When President-elect Donald Trump takes office in January, he will assume broad power over enforcing the nation’s immigration laws, such that he could dramatically reshape immigration policy on his own.
As The National Immigration Law Center, a nonprofit advancing rights for low-income immigrants, explains, the president has plenary authority to enforce immigration laws and manage agency priorities. As chief executive, he may prioritize resources to meet policy goals, and set the prosecutorial direction of agents on the ground — that is, he may identify which classes of illegal immigrants should be investigated, arrested, and prosecuted.
Accordingly, here are campaign pledges Trump could implement on his own authority to reform the Obama administration’s immigration regime.
Repealing the DACA Order
A U.S. Department of Homeland Security directive issued in 2014 expanded a program that allowed individuals who immigrated illegally to the United States as children to obtain work permits and renewable two-year deferrals from deportation. The 2014 directive expanded this program, allowing the parents of such individuals to obtain work permits. It also increased the deferral period from two years to three.
The president could simply issue an order requiring the Department of Homeland Security to rescind this directive. Even the work permits obtained by individuals using this program could be revoked, and no judicial review mechanism exists for such individuals to appeal the decision. (RELATED: Major Obama Lawsuits Are Probably Done Under Trump)
The Refugee Act of 1980 gives the president sole authority to set standards for admission of refugees, including the overall number of refugees admitted into the country.
8 U.S.C. § 1157(b) reads:
If the President determines, after appropriate consultation, that (1) an unforeseen emergency refugee situation exists, (2) the admission of certain refugees in response to the emergency refugee situation is justified by grave humanitarian concerns or is otherwise in the national interest, and (3) the admission to the United States of these refugees cannot be accomplished under [the usual refugee provisions], the President may fix a number of refugees to be admitted to the United States during the succeeding period (not to exceed twelve months) in response to the emergency refugee situation.
Trump could fix the number of refugees at zero, or could simply determine that an emergency refugee situation does not exist, therefore ending the matter.
Ban on Islamic immigration
Trump has since modified his infamous proposal to temporarily ban Muslims from immigrating to the United States — he now says he supports temporarily halting immigration from countries with high instances of violence by religious extremists.

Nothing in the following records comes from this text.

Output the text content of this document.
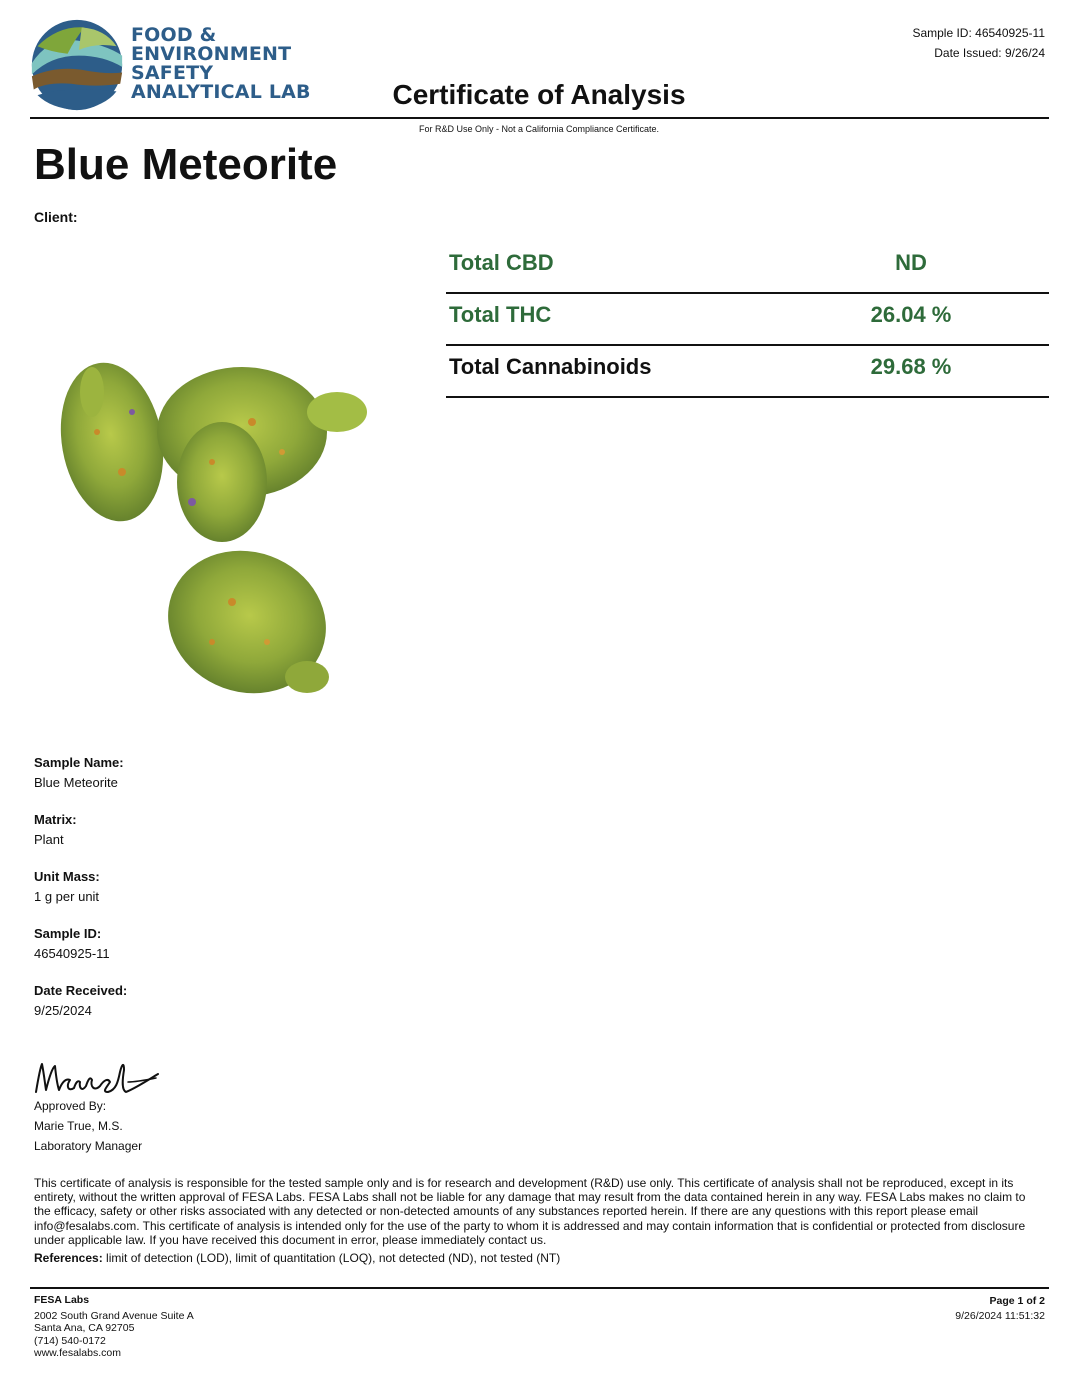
FOOD &
ENVIRONMENT
SAFETY
ANALYTICAL LAB
Sample ID: 46540925-11
Date Issued: 9/26/24
Certificate of Analysis
For R&D Use Only - Not a California Compliance Certificate.
Blue Meteorite
Client:
Total CBD	ND
Total THC	26.04 %
Total Cannabinoids	29.68 %
Sample Name:
Blue Meteorite
Matrix:
Plant
Unit Mass:
1 g per unit
Sample ID:
46540925-11
Date Received:
9/25/2024
Approved By:
Marie True, M.S.
Laboratory Manager
This certificate of analysis is responsible for the tested sample only and is for research and development (R&D) use only. This certificate of analysis shall not be reproduced, except in its entirety, without the written approval of FESA Labs. FESA Labs shall not be liable for any damage that may result from the data contained herein in any way. FESA Labs makes no claim to the efficacy, safety or other risks associated with any detected or non-detected amounts of any substances reported herein. If there are any questions with this report please email info@fesalabs.com. This certificate of analysis is intended only for the use of the party to whom it is addressed and may contain information that is confidential or protected from disclosure under applicable law. If you have received this document in error, please immediately contact us.
References: limit of detection (LOD), limit of quantitation (LOQ), not detected (ND), not tested (NT)
FESA Labs
2002 South Grand Avenue Suite A
Santa Ana, CA 92705
(714) 540-0172
www.fesalabs.com
Page 1 of 2
9/26/2024 11:51:32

The Immigration and Nationality Act gives the president sweeping authority to ban certain classes of immigrants from entering the United States, should he determine such a ban is in the national interest.
Though it appears increasingly unlikely he will move forward with a ban on Islamic immigration because of the attending legal quandaries, his position may be on firmer legal footing than it appears. The plenary power doctrine, which still persists in the nation’s caselaw despite steady scholarly criticism, holds, among other things, that many constitutional protections do not apply in the immigration area. For example, the U.S. Supreme Court has previously approved a ban on Marxists from entering the country, despite First Amendment caselaw banning viewpoint discrimination.
As University of Chicago Law School professor Eric Posner explains, this assumes that the federal courts would follow their own precedent were a ban specific to a particular religion promulgated by Trump. It is equally possible that the courts could overturn these doctrines and announce a new set of rules.
The question of religious tests aside, Trump would have a much easier time halting immigration from conflict areas, independent of the question of faith.